À la veille du démarrage des consultations organisées par le chef de l’Etat, tous les acteurs politiques ne sont pas emballés par le programme. Thierno Bocoum ne s’en cache pas, il n’est pas convaincu par l’appel du Président Bassirou Diomaye Faye. Pour lui, il y a des préalables d’abord : élucider ses rapports avec le Premier ministre.
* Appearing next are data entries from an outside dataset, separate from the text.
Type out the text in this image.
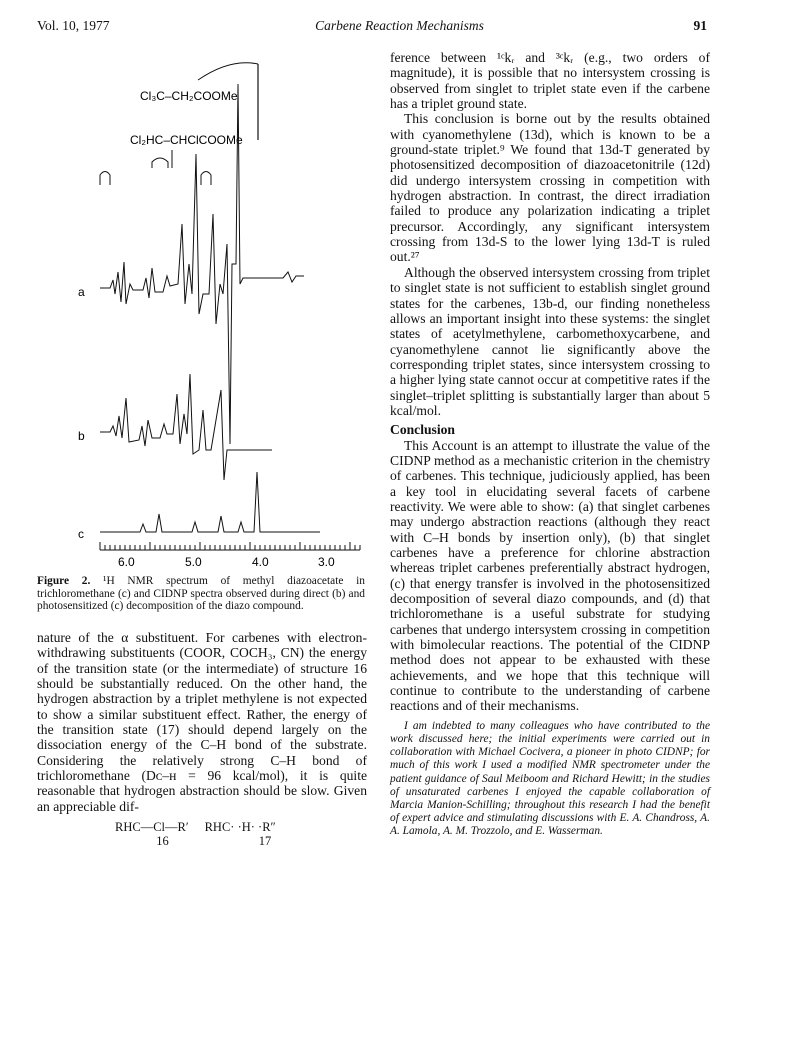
Vol. 10, 1977	Carbene Reaction Mechanisms	91
Cl₃C–CH₂COOMe
Cl₂HC–CHClCOOMe
a
b
c
6.0	5.0	4.0	3.0
Figure 2. ¹H NMR spectrum of methyl diazoacetate in trichloromethane (c) and CIDNP spectra observed during direct (b) and photosensitized (c) decomposition of the diazo compound.

nature of the α substituent. For carbenes with electron-withdrawing substituents (COOR, COCH₃, CN) the energy of the transition state (or the intermediate) of structure 16 should be substantially reduced. On the other hand, the hydrogen abstraction by a triplet methylene is not expected to show a similar substituent effect. Rather, the energy of the transition state (17) should depend largely on the dissociation energy of the C–H bond of the substrate. Considering the relatively strong C–H bond of trichloromethane (Dᴄ–ʜ = 96 kcal/mol), it is quite reasonable that hydrogen abstraction should be slow. Given an appreciable dif-

RHC—Cl—R′ RHC· ·H· ·R″
16	17

ference between ¹ᶜkᵣ and ³ᶜkᵣ (e.g., two orders of magnitude), it is possible that no intersystem crossing is observed from singlet to triplet state even if the carbene has a triplet ground state.

This conclusion is borne out by the results obtained with cyanomethylene (13d), which is known to be a ground-state triplet.⁹ We found that 13d-T generated by photosensitized decomposition of diazoacetonitrile (12d) did undergo intersystem crossing in competition with hydrogen abstraction. In contrast, the direct irradiation failed to produce any polarization indicating a triplet precursor. Accordingly, any significant intersystem crossing from 13d-S to the lower lying 13d-T is ruled out.²⁷

Although the observed intersystem crossing from triplet to singlet state is not sufficient to establish singlet ground states for the carbenes, 13b-d, our finding nonetheless allows an important insight into these systems: the singlet states of acetylmethylene, carbomethoxycarbene, and cyanomethylene cannot lie significantly above the corresponding triplet states, since intersystem crossing to a higher lying state cannot occur at competitive rates if the singlet–triplet splitting is substantially larger than about 5 kcal/mol.

Conclusion

This Account is an attempt to illustrate the value of the CIDNP method as a mechanistic criterion in the chemistry of carbenes. This technique, judiciously applied, has been a key tool in elucidating several facets of carbene reactivity. We were able to show: (a) that singlet carbenes may undergo abstraction reactions (although they react with C–H bonds by insertion only), (b) that singlet carbenes have a preference for chlorine abstraction whereas triplet carbenes preferentially abstract hydrogen, (c) that energy transfer is involved in the photosensitized decomposition of several diazo compounds, and (d) that trichloromethane is a useful substrate for studying carbenes that undergo intersystem crossing in competition with bimolecular reactions. The potential of the CIDNP method does not appear to be exhausted with these achievements, and we hope that this technique will continue to contribute to the understanding of carbene reactions and of their mechanisms.

I am indebted to many colleagues who have contributed to the work discussed here; the initial experiments were carried out in collaboration with Michael Cocivera, a pioneer in photo CIDNP; for much of this work I used a modified NMR spectrometer under the patient guidance of Saul Meiboom and Richard Hewitt; in the studies of unsaturated carbenes I enjoyed the capable collaboration of Marcia Manion-Schilling; throughout this research I had the benefit of expert advice and stimulating discussions with E. A. Chandross, A. A. Lamola, A. M. Trozzolo, and E. Wasserman.
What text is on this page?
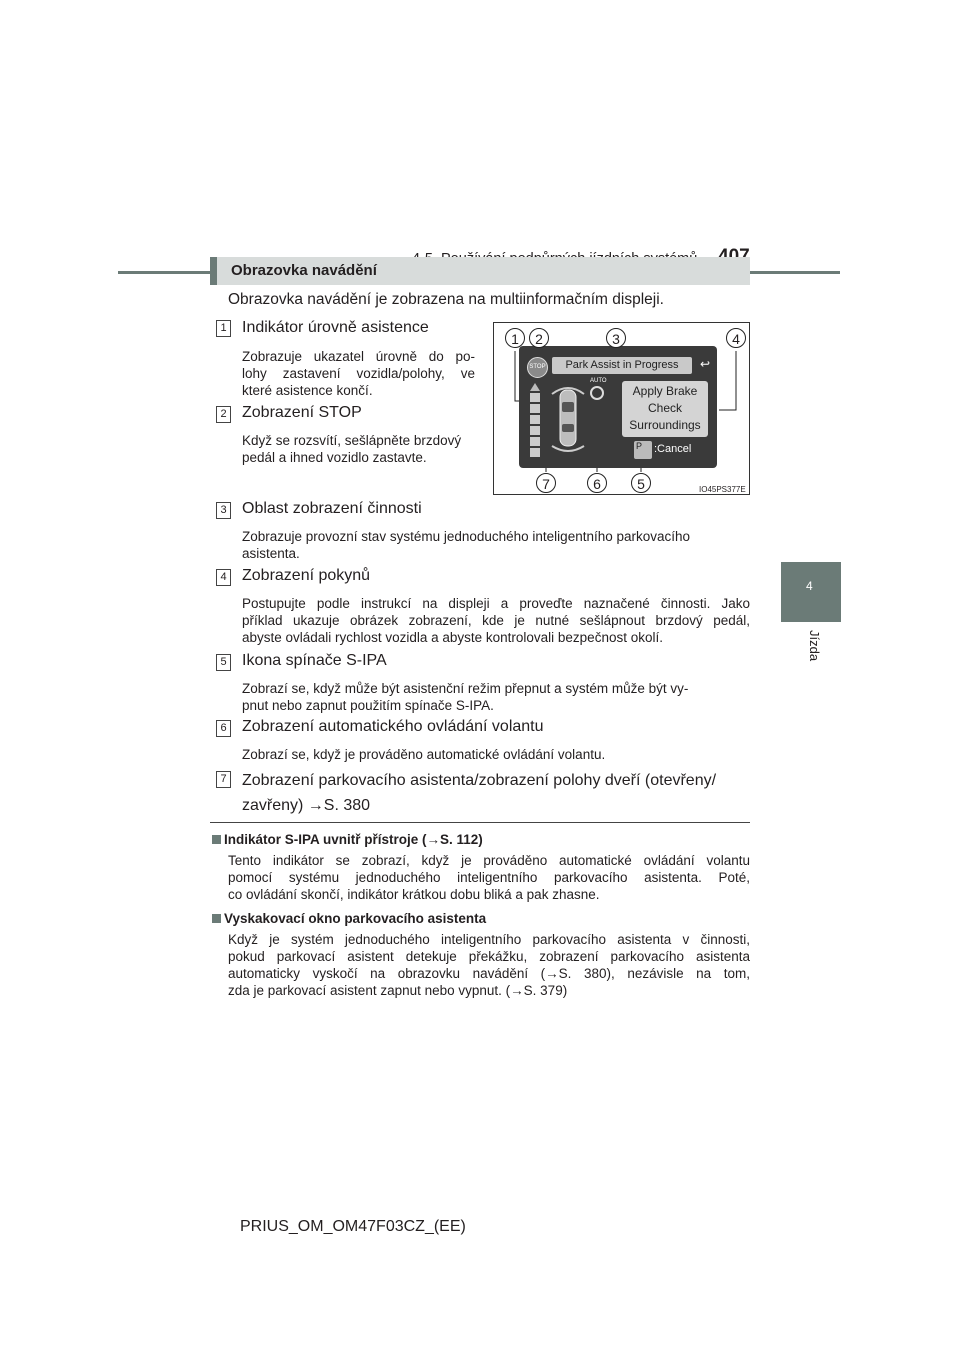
4
Jízda
Obrazovka navádění
Obrazovka navádění je zobrazena na multiinformačním displeji.
STOP	Park Assist in Progress	↩
AUTO
Apply Brake
Check
Surroundings
P	:Cancel
1	2	3	4
7	6	5	IO45PS377E
1 Indikátor úrovně asistence
Zobrazuje ukazatel úrovně do po-
lohy zastavení vozidla/polohy, ve
které asistence končí.
2 Zobrazení STOP
Když se rozsvítí, sešlápněte brzdový
pedál a ihned vozidlo zastavte.
3 Oblast zobrazení činnosti
Zobrazuje provozní stav systému jednoduchého inteligentního parkovacího
asistenta.
4 Zobrazení pokynů
Postupujte podle instrukcí na displeji a proveďte naznačené činnosti. Jako
příklad ukazuje obrázek zobrazení, kde je nutné sešlápnout brzdový pedál,
abyste ovládali rychlost vozidla a abyste kontrolovali bezpečnost okolí.
5 Ikona spínače S-IPA
Zobrazí se, když může být asistenční režim přepnut a systém může být vy-
pnut nebo zapnut použitím spínače S-IPA.
6 Zobrazení automatického ovládání volantu
Zobrazí se, když je prováděno automatické ovládání volantu.
7 Zobrazení parkovacího asistenta/zobrazení polohy dveří (otevřeny/
zavřeny) →S. 380
Indikátor S-IPA uvnitř přístroje (→S. 112)
Tento indikátor se zobrazí, když je prováděno automatické ovládání volantu
pomocí systému jednoduchého inteligentního parkovacího asistenta. Poté,
co ovládání skončí, indikátor krátkou dobu bliká a pak zhasne.
Vyskakovací okno parkovacího asistenta
Když je systém jednoduchého inteligentního parkovacího asistenta v činnosti,
pokud parkovací asistent detekuje překážku, zobrazení parkovacího asistenta
automaticky vyskočí na obrazovku navádění (→S. 380), nezávisle na tom,
zda je parkovací asistent zapnut nebo vypnut. (→S. 379)
PRIUS_OM_OM47F03CZ_(EE)
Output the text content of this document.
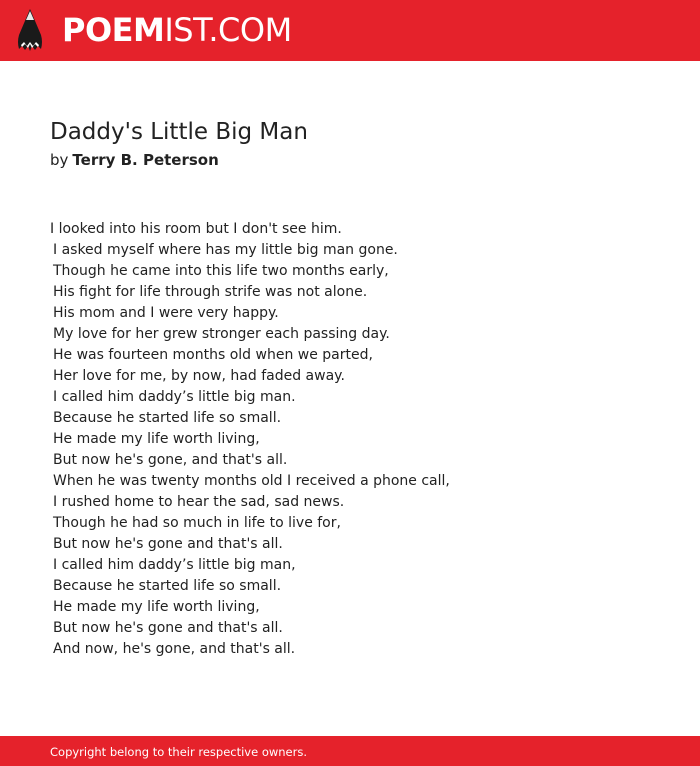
POEMIST.COM
Daddy's Little Big Man
by Terry B. Peterson
I looked into his room but I don't see him.
I asked myself where has my little big man gone.
Though he came into this life two months early,
His fight for life through strife was not alone.
His mom and I were very happy.
My love for her grew stronger each passing day.
He was fourteen months old when we parted,
Her love for me, by now, had faded away.
I called him daddy’s little big man.
Because he started life so small.
He made my life worth living,
But now he's gone, and that's all.
When he was twenty months old I received a phone call,
I rushed home to hear the sad, sad news.
Though he had so much in life to live for,
But now he's gone and that's all.
I called him daddy’s little big man,
Because he started life so small.
He made my life worth living,
But now he's gone and that's all.
And now, he's gone, and that's all.
Copyright belong to their respective owners.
«L’heure n’est pas à la concertation, mais à la clarification afin que le peuple sache à quoi s’en tenir», a déclaré Thierno Bocoum, hier. Le leader de Agir, qui réagissait à l’appel du Président Bassirou Diomaye faye pour les consultations qui démarrent aujourd’hui, attire l’attention de ce dernier sur un fait «Si jamais quelque chose de constructif devait sortir de ces concertations, ce serait un consensus qui devra forcément être examiné et adopté par l’Assemblée nationale. Or, les députés de la majorité ont bien montré qu’ils ne sont pas avec vous et peuvent donc changer comme ils le désirent tout ce que vous apporterez», affirme M. Bocoum, selon qui les députés de Pastef ont fini de démontrer qu’ils ne sont pas au service du peuple, mais bien de leur leader.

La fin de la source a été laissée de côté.